En este último apartado, cabe destacar sus eruditos y fundamentados estudios sobre Dante, Milton, Virgilio, Chateaubriand, Lacordaire, Fr. Luis de León, Lamennais, Montalambert y Balmes; en el anterior, su inolvidable Hermosura de la Naturaleza y Sentimiento Estético de ella –obra en cuyas páginas palpita un amor sin medida a la tierra natal, y una penetración aguda en los temas fundamentales de la estética, concebidos en el contexto de un romanticismo innegable. Todavía recuerdo que en mis primeros años escolares, mi libro de lectura traía un trozo arrancado de ese libro: “Nuestro quinde, el picaflor, diminuto de cuerpo, de plumaje que fascina por lo vivo y lo brillante de sus colores..” Y me pregunto: ¿todavía leen esto los escolares ecuatorianos? Yo lo leí a los ocho años y aún recuerdo la emoción que esas palabras me causaban, la alegría que me daban cuando se reproducían en mi memoria cada vez que encontraba un colibrí.

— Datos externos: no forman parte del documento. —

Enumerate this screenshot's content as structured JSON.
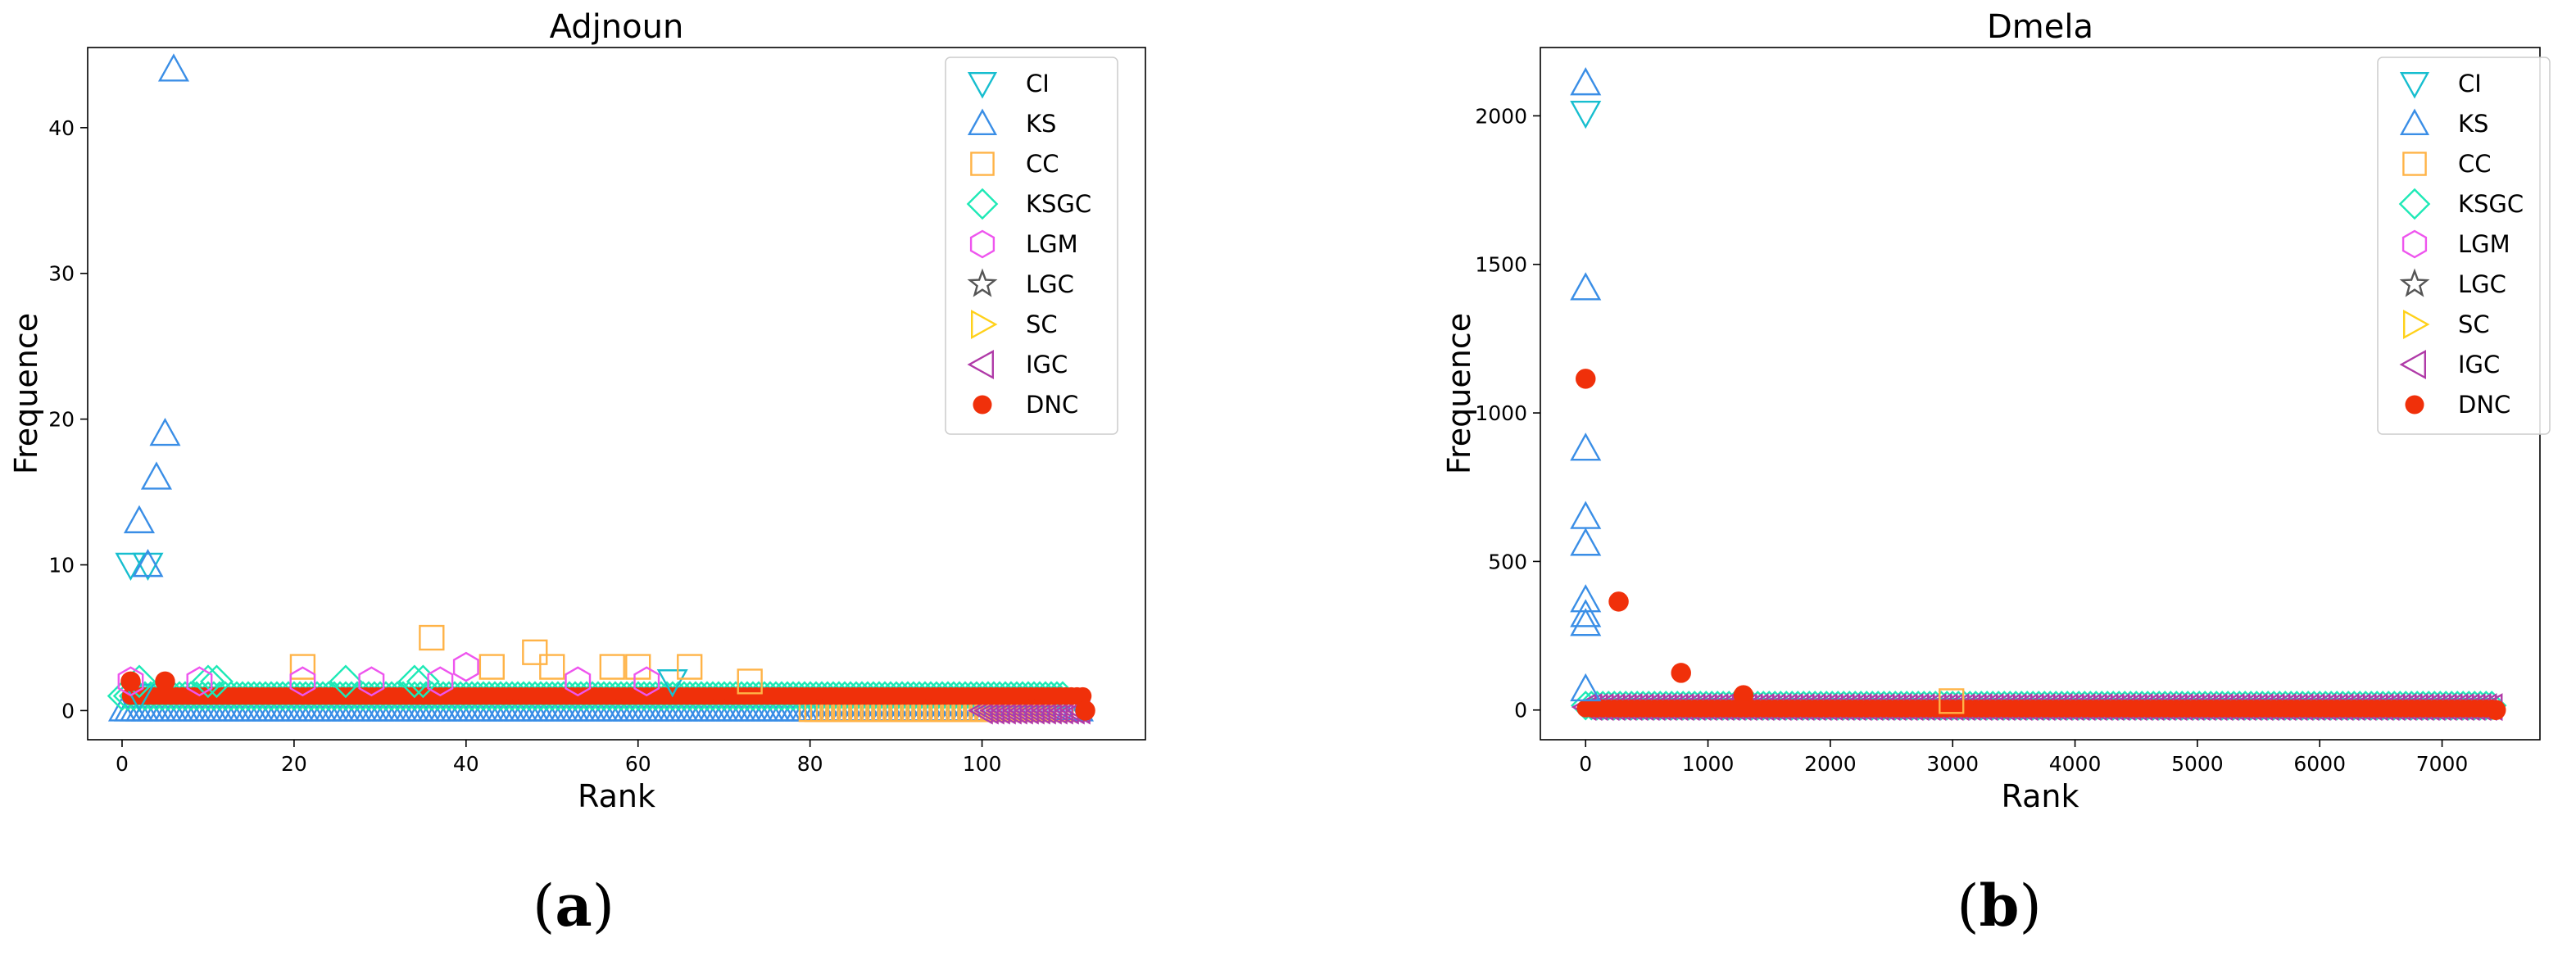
{
  "colors": {
    "CI": "#17becf",
    "KS": "#3a8ee6",
    "CC": "#ffb347",
    "KSGC": "#1de9b6",
    "LGM": "#ee55ee",
    "LGC": "#555555",
    "SC": "#ffd11a",
    "IGC": "#b03aa8",
    "DNC": "#f0300a"
  },
  "chart_data": [
    {
      "type": "scatter",
      "title": "Adjnoun",
      "xlabel": "Rank",
      "ylabel": "Frequence",
      "xlim": [
        -4,
        119
      ],
      "ylim": [
        -2,
        45.5
      ],
      "xticks": [
        0,
        20,
        40,
        60,
        80,
        100
      ],
      "yticks": [
        0,
        10,
        20,
        30,
        40
      ],
      "xtick_labels": [
        "0",
        "20",
        "40",
        "60",
        "80",
        "100"
      ],
      "ytick_labels": [
        "0",
        "10",
        "20",
        "30",
        "40"
      ],
      "caption": "(a)",
      "caption_letter": "a",
      "legend_position": "top-right",
      "legend": [
        "CI",
        "KS",
        "CC",
        "KSGC",
        "LGM",
        "LGC",
        "SC",
        "IGC",
        "DNC"
      ],
      "markers": {
        "CI": "tri-down",
        "KS": "tri-up",
        "CC": "square",
        "KSGC": "diamond",
        "LGM": "hexagon",
        "LGC": "star",
        "SC": "tri-right",
        "IGC": "tri-left",
        "DNC": "dot"
      },
      "series": [
        {
          "name": "CI",
          "x": [
            1,
            2,
            3,
            64
          ],
          "y": [
            10,
            1,
            10,
            2
          ]
        },
        {
          "name": "KS",
          "x": [
            2,
            3,
            4,
            5,
            6
          ],
          "y": [
            13,
            10,
            16,
            19,
            44
          ]
        },
        {
          "name": "CC",
          "x": [
            21,
            36,
            43,
            48,
            50,
            57,
            60,
            66,
            73
          ],
          "y": [
            3,
            5,
            3,
            4,
            3,
            3,
            3,
            3,
            2
          ]
        },
        {
          "name": "KSGC",
          "x": [
            2,
            10,
            11,
            26,
            34,
            35
          ],
          "y": [
            2,
            2,
            2,
            2,
            2,
            2
          ]
        },
        {
          "name": "LGM",
          "x": [
            1,
            9,
            21,
            29,
            37,
            40,
            53,
            61
          ],
          "y": [
            2,
            2,
            2,
            2,
            2,
            3,
            2,
            2
          ]
        },
        {
          "name": "DNC",
          "x": [
            1,
            5,
            112
          ],
          "y": [
            2,
            2,
            0
          ]
        }
      ],
      "bands": [
        {
          "name": "KS",
          "x_range": [
            0,
            112
          ],
          "y": 0
        },
        {
          "name": "KSGC",
          "x_range": [
            0,
            110
          ],
          "y": 1
        },
        {
          "name": "CC",
          "x_range": [
            80,
            110
          ],
          "y": 0
        },
        {
          "name": "IGC",
          "x_range": [
            100,
            112
          ],
          "y": 0
        },
        {
          "name": "DNC",
          "x_range": [
            1,
            112
          ],
          "y": 1
        }
      ]
    },
    {
      "type": "scatter",
      "title": "Dmela",
      "xlabel": "Rank",
      "ylabel": "Frequence",
      "xlim": [
        -370,
        7800
      ],
      "ylim": [
        -100,
        2230
      ],
      "xticks": [
        0,
        1000,
        2000,
        3000,
        4000,
        5000,
        6000,
        7000
      ],
      "yticks": [
        0,
        500,
        1000,
        1500,
        2000
      ],
      "xtick_labels": [
        "0",
        "1000",
        "2000",
        "3000",
        "4000",
        "5000",
        "6000",
        "7000"
      ],
      "ytick_labels": [
        "0",
        "500",
        "1000",
        "1500",
        "2000"
      ],
      "caption": "(b)",
      "caption_letter": "b",
      "legend_position": "top-right",
      "legend": [
        "CI",
        "KS",
        "CC",
        "KSGC",
        "LGM",
        "LGC",
        "SC",
        "IGC",
        "DNC"
      ],
      "markers": {
        "CI": "tri-down",
        "KS": "tri-up",
        "CC": "square",
        "KSGC": "diamond",
        "LGM": "hexagon",
        "LGC": "star",
        "SC": "tri-right",
        "IGC": "tri-left",
        "DNC": "dot"
      },
      "series": [
        {
          "name": "CI",
          "x": [
            0
          ],
          "y": [
            2010
          ]
        },
        {
          "name": "KS",
          "x": [
            0,
            0,
            0,
            0,
            0,
            0,
            0,
            0,
            0
          ],
          "y": [
            2110,
            1420,
            880,
            650,
            560,
            370,
            320,
            290,
            70
          ]
        },
        {
          "name": "CC",
          "x": [
            2990
          ],
          "y": [
            30
          ]
        },
        {
          "name": "DNC",
          "x": [
            0,
            270,
            780,
            1290,
            7440
          ],
          "y": [
            1115,
            365,
            125,
            50,
            0
          ]
        }
      ],
      "bands": [
        {
          "name": "KSGC",
          "x_range": [
            0,
            7440
          ],
          "y": 15
        },
        {
          "name": "IGC",
          "x_range": [
            0,
            7440
          ],
          "y": 10
        },
        {
          "name": "DNC",
          "x_range": [
            0,
            7440
          ],
          "y": 5
        }
      ]
    }
  ]
}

Hombre de su tiempo, González Suárez no podía sustraerse al espíritu que en el siglo XIX dominó todos los quehaceres de la inteligencia. La filosofía romántica, con su reivindicación de la naturaleza, de los atributos no racionales del ser humano, de la sensibilidad y la libertad, plasmó toda la obra del ilustre prelado y exhibió sus mejores frutos en los textos citados; pero aun su obra histórica y su doctrina religiosa están impregnados de ese mismo espíritu. Lo prueba su concepción de la historia como una lección moral y su atinada dirección de la Iglesia bajo el criterio de libertad. Una libertad que solo en parte podía coincidir con la que proclamaba el régimen alfarista, pero no por ello de menor amplitud.
En los feos tiempos que vivimos, viendo a la república carcomida por voracidades sin nombre y atravesada por fanatismos anacrónicos, temo que los homenajes que se hagan mañana al ilustre Arzobispo no pasen de las formalidades: la médula vital de la cultura serán un suspiro en medio de la solemnidad, pero algún día González Suárez volverá a vivir en el alma de los niños que lean la descripción de los paisajes insuperables de nuestra tierra.